I have shot and loved film for a long time. It occurred to me not only do I have a lot of film gear, but I have also acquired a lot of “new to me” film gear . I want to keep all of that in a usable state for a long time to come, but I don’t want to pay a lot for film and chemistry. Kodak D-76 is extraordinarily good and cheap, and most black and white film is inexpensive. But what about bulk film? For years I’ve wondered about rolling film myself using the bulk 100 foot film rolls – as professionals, schools, and people that just use a lot of film do. This Christmas I decided to take the plunge. At the Photo Warehouse site, they sell a bundle that includes the loader, some empty film cassettes, and a 100 foot roll of Ultrafine Extreme 400 film (quite inexpensive but also quite good). For a bit over $100.00 US after standard UPS ground shipping, bulk film can be discovered. Considering the film itself costs about $35 US, and one can easily get about 18 rolls of 36-exposure out of a 100 foot roll, the cost savings add up rather quickly after the cost of the film loader and cartridges.
Firstly, let us examine the package from Photo Warehouse.
In the package received today we have:
One Lloyd film loader
One 100 foot roll of Ultrafine Extreme 400 film
A sack full of ten empty, reusable film cassettes.
One package developer (might as well get that to save on shipping later).
One package fixer (again, stock up and save on shipping later)
The trick to making it all work is getting a large 100-foot roll of film into the lightproof loader without exposing it to any light. Doing this in full light would be no big deal – but doing it in complete darkness will prove to be a bit more of a challenge. Fortunately, YouTube is extraordinarily helpful in teaching how to work with bulk film, but there are many out there who, like me, have wondered – how exactly does bulk film work?
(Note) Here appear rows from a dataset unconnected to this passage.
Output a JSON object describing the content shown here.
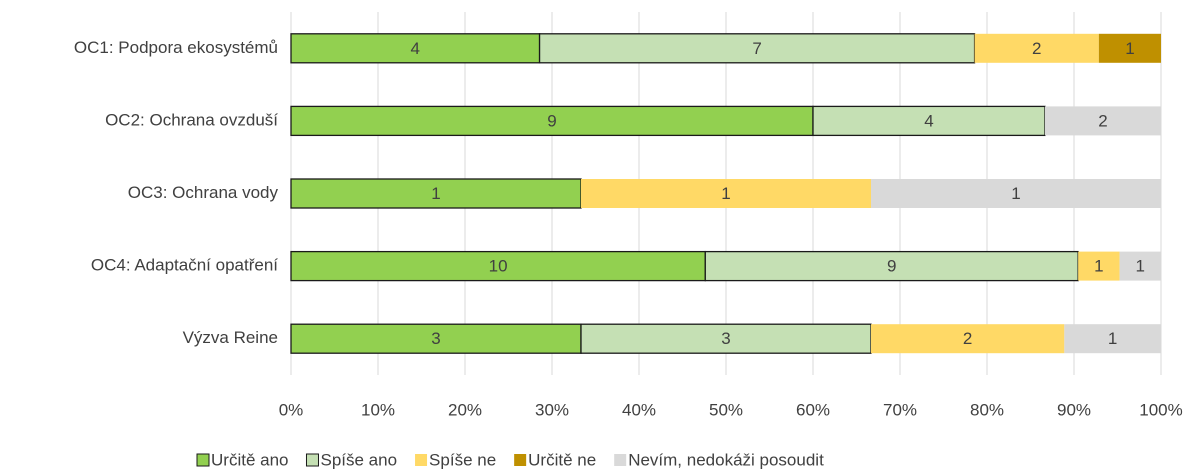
{
  "chart_data": {
    "type": "bar",
    "orientation": "horizontal",
    "stacked": "percent",
    "categories": [
      "OC1: Podpora ekosystémů",
      "OC2: Ochrana ovzduší",
      "OC3: Ochrana vody",
      "OC4: Adaptační opatření",
      "Výzva Reine"
    ],
    "series": [
      {
        "name": "Určitě ano",
        "color": "#92d050",
        "outline": true,
        "values": [
          4,
          9,
          1,
          10,
          3
        ]
      },
      {
        "name": "Spíše ano",
        "color": "#c5e0b4",
        "outline": true,
        "values": [
          7,
          4,
          0,
          9,
          3
        ]
      },
      {
        "name": "Spíše ne",
        "color": "#ffd966",
        "outline": false,
        "values": [
          2,
          0,
          1,
          1,
          2
        ]
      },
      {
        "name": "Určitě ne",
        "color": "#bf9000",
        "outline": false,
        "values": [
          1,
          0,
          0,
          0,
          0
        ]
      },
      {
        "name": "Nevím, nedokáži posoudit",
        "color": "#d9d9d9",
        "outline": false,
        "values": [
          0,
          2,
          1,
          1,
          1
        ]
      }
    ],
    "xlim": [
      0,
      100
    ],
    "xticks": [
      {
        "value": 0,
        "label": "0%"
      },
      {
        "value": 10,
        "label": "10%"
      },
      {
        "value": 20,
        "label": "20%"
      },
      {
        "value": 30,
        "label": "30%"
      },
      {
        "value": 40,
        "label": "40%"
      },
      {
        "value": 50,
        "label": "50%"
      },
      {
        "value": 60,
        "label": "60%"
      },
      {
        "value": 70,
        "label": "70%"
      },
      {
        "value": 80,
        "label": "80%"
      },
      {
        "value": 90,
        "label": "90%"
      },
      {
        "value": 100,
        "label": "100%"
      }
    ],
    "grid": true,
    "legend": "bottom"
  }
}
This video explains the loading process clearly.
Watching this video closely, I got my nylon changing bag and unloaded the film from its plastic container and inner plastic bag. There was no hub on the film roll, so I had to watch it not to get the film to uncoil. I managed to get it untaped and by some miracle, it went right through the felt light trap on the film loader. After reassembling, I had it done in about two minutes. Did I manage to get it done without fogging anything? We’ll have to wait and see when I get a couple of rolls shot.